Jo, Y. (Daewoo Shipbuilding and Marine Engineering) | Choi, J. (Daewoo Shipbuilding and Marine Engineering) | Park, S. (Daewoo Shipbuilding and Marine Engineering) | Lee, J. (Daewoo Shipbuilding and Marine Engineering) | Ki, H. (Daewoo Shipbuilding and Marine Engineering) | Han, S. (Daewoo Shipbuilding and Marine Engineering)
The activities related to exploitation for oil and gas in the Arctic areas increase significantly. In order to transport increased resources in the Arctic areas, large Arctic commercial vessels such as gas carriers, oil tankers, bulk carriers, etc. are needed for mass transportation. In Arctic area, the ice load is the main factor of environmental load acting on Arctic vessel. The ice load is increased with the enlargement of vessel.
The largest Arctic commercial vessel was built by DSME in 2016. The vessel was delivered after completion of ice trial in March 2017. The size of Arctic LNG carrier is larger than any other Arctic vessels have been constructed so far. The ice load monitoring system was installed for ice load measurement and structural safety of ice navigation of this large LNG carrier.

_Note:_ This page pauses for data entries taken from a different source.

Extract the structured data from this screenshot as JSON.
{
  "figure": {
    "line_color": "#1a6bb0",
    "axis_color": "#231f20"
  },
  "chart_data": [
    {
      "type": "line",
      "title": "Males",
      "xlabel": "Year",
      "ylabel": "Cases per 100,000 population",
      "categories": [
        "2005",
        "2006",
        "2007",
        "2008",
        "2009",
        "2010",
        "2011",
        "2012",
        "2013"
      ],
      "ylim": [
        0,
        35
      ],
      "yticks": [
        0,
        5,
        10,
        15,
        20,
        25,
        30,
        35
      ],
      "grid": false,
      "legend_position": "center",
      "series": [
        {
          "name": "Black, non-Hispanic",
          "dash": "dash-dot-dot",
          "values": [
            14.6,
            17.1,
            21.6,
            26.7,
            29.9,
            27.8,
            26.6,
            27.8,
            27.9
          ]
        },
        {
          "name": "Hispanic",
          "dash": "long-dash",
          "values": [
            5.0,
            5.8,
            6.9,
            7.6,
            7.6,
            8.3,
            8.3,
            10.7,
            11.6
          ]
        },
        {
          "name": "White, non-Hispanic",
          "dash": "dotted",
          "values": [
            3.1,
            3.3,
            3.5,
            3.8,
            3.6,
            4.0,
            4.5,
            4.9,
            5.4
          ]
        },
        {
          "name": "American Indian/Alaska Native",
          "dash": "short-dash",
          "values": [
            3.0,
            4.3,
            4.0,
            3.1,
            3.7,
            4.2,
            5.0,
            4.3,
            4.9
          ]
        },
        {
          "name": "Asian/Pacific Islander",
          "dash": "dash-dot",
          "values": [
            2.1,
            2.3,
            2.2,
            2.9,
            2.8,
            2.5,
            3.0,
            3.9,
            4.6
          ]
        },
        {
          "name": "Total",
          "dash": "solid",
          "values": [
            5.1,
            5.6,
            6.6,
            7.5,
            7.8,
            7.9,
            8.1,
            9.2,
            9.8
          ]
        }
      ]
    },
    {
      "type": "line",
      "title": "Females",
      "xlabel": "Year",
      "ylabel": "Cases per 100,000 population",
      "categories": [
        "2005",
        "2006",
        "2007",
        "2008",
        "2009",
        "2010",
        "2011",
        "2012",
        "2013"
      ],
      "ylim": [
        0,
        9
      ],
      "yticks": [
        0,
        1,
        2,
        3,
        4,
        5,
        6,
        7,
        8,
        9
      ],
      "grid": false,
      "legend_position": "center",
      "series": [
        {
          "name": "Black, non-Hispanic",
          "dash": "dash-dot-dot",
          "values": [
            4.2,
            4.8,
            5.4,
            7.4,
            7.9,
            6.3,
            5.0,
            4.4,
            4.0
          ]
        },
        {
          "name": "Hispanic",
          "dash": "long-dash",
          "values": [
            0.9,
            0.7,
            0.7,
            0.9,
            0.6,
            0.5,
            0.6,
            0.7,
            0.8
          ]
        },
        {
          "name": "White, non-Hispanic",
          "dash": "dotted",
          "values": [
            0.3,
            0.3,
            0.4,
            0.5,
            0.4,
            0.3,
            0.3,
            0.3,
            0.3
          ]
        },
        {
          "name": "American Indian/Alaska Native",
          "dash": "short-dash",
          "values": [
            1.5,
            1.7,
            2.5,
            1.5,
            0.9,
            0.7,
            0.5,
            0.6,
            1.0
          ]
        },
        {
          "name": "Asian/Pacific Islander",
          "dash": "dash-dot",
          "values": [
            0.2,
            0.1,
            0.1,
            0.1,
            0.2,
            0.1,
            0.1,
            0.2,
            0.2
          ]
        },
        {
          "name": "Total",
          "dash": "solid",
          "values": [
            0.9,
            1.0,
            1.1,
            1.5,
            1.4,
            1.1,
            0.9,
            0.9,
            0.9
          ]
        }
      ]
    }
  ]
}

This paper is concerned with comparison between estimated ice load for structural design and measured ice load for vessel navigation in Arctic area. Design ice load was calculated according to prescriptive rules of the Classification societies. Actual ice load during ice navigation was measured from ice load monitoring system. The arrangement of sensors in the monitoring system was determined for the precise measurement of ice induced loads acting on the hull. FE analyses were also carried out to compare between estimated ice load and measured ice load considering complex structural details in the Arctic LNG carrier.